Trump took the stage a little later:
And that was the end of him (Biden). That was the end from that. Then they said, okay, this was a disaster. So then they started doing interviews with people that are 100% bought. The media, the fake news media, they had some people interviewing him like George Slopidopoulos. ABC. ABC is one of the worst, by the way. They’re all sort of bad when you get right down, but ABC is bad. And they’re asking them hardball questions like “Where did you stay last night? Did you think you did well in the debate, even though you could…” Did you ever see a guy in the debate? They give you two minutes to answer. And you want to use up, you got so much fertility in there, you want to use up every second, and then answer a question. “You have 92 seconds left.” And I kept saying, “I’ll take them.”
In fairness, Vance spoke for 24 minutes and Trump for an hour and a half (yikes). And you certainly must fire up the base with some red meat.

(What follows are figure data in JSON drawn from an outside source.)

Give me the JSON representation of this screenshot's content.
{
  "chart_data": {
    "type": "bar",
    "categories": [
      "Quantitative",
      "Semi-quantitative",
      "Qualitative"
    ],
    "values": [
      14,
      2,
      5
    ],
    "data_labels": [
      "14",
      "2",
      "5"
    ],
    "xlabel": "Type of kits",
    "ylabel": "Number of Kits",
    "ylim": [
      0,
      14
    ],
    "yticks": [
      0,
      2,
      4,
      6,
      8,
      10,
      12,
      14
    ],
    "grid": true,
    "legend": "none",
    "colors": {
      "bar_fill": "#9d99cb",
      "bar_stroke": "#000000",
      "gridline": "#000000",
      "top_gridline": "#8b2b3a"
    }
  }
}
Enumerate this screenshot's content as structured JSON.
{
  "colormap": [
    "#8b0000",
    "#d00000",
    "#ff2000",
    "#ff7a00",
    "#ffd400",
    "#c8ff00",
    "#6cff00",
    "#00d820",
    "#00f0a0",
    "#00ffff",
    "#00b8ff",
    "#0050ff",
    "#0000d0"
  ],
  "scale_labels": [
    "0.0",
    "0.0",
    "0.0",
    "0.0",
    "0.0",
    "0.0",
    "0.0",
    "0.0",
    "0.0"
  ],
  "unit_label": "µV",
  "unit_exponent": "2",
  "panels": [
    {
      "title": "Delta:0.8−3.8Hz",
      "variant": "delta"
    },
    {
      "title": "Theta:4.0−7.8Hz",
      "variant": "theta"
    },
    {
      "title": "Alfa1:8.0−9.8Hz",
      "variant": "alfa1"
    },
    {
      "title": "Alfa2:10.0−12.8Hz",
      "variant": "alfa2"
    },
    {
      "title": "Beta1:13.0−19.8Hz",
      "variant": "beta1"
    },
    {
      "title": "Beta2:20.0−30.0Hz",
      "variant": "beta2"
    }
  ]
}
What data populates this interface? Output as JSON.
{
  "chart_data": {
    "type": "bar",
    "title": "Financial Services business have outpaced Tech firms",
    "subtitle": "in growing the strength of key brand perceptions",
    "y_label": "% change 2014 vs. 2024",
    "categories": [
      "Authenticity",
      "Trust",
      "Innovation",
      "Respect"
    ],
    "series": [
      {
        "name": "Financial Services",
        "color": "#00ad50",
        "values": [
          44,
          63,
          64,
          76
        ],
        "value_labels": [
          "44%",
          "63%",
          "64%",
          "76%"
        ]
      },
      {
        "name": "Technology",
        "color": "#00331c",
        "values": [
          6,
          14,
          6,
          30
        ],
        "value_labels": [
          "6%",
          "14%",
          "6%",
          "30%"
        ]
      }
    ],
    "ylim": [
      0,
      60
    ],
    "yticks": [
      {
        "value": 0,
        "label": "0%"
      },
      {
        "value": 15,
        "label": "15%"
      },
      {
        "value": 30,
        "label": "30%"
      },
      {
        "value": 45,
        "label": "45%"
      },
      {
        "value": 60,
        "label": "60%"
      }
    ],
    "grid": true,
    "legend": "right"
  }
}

I think, though, it’s safe to say the base is fired up. In fact, both bases are galvanized now with the switch from Biden to Harris.
The messaging from the Trump campaign since the switch has been so awful that this election went from slam dunk to toss up.
That’s why the race is tight, not because of the shrinking legacy media.
Want to save thousands of hours watching election coverage? This is the race in a nutshell: If the Trump campaign makes this race about the issues (immigration, economy, crime, etc.), he wins. If the campaign makes it about personalities and/or victimization from an unfriendly media, he loses.
Someone needs to be telling this campaign that the election will be decided by about 100,000 voters in Pennsylvania, Wisconsin, Nevada and Georgia. These voters absolutely do not care about George Slopidopolous and his questions.
I get my news primarily from Substack, X, YouTube, and Podcast. George Orwell 1984 appears to be playbook. Truly think this Blue vs Red is only designed to divide and conquer us all.
I'd be curious if the theory is legacy media will make a comeback IF conservatives don't continue to pound the drum against them. Or is it just the low-hanging fruit that keeps the majority of the fanbase riled into a fervor?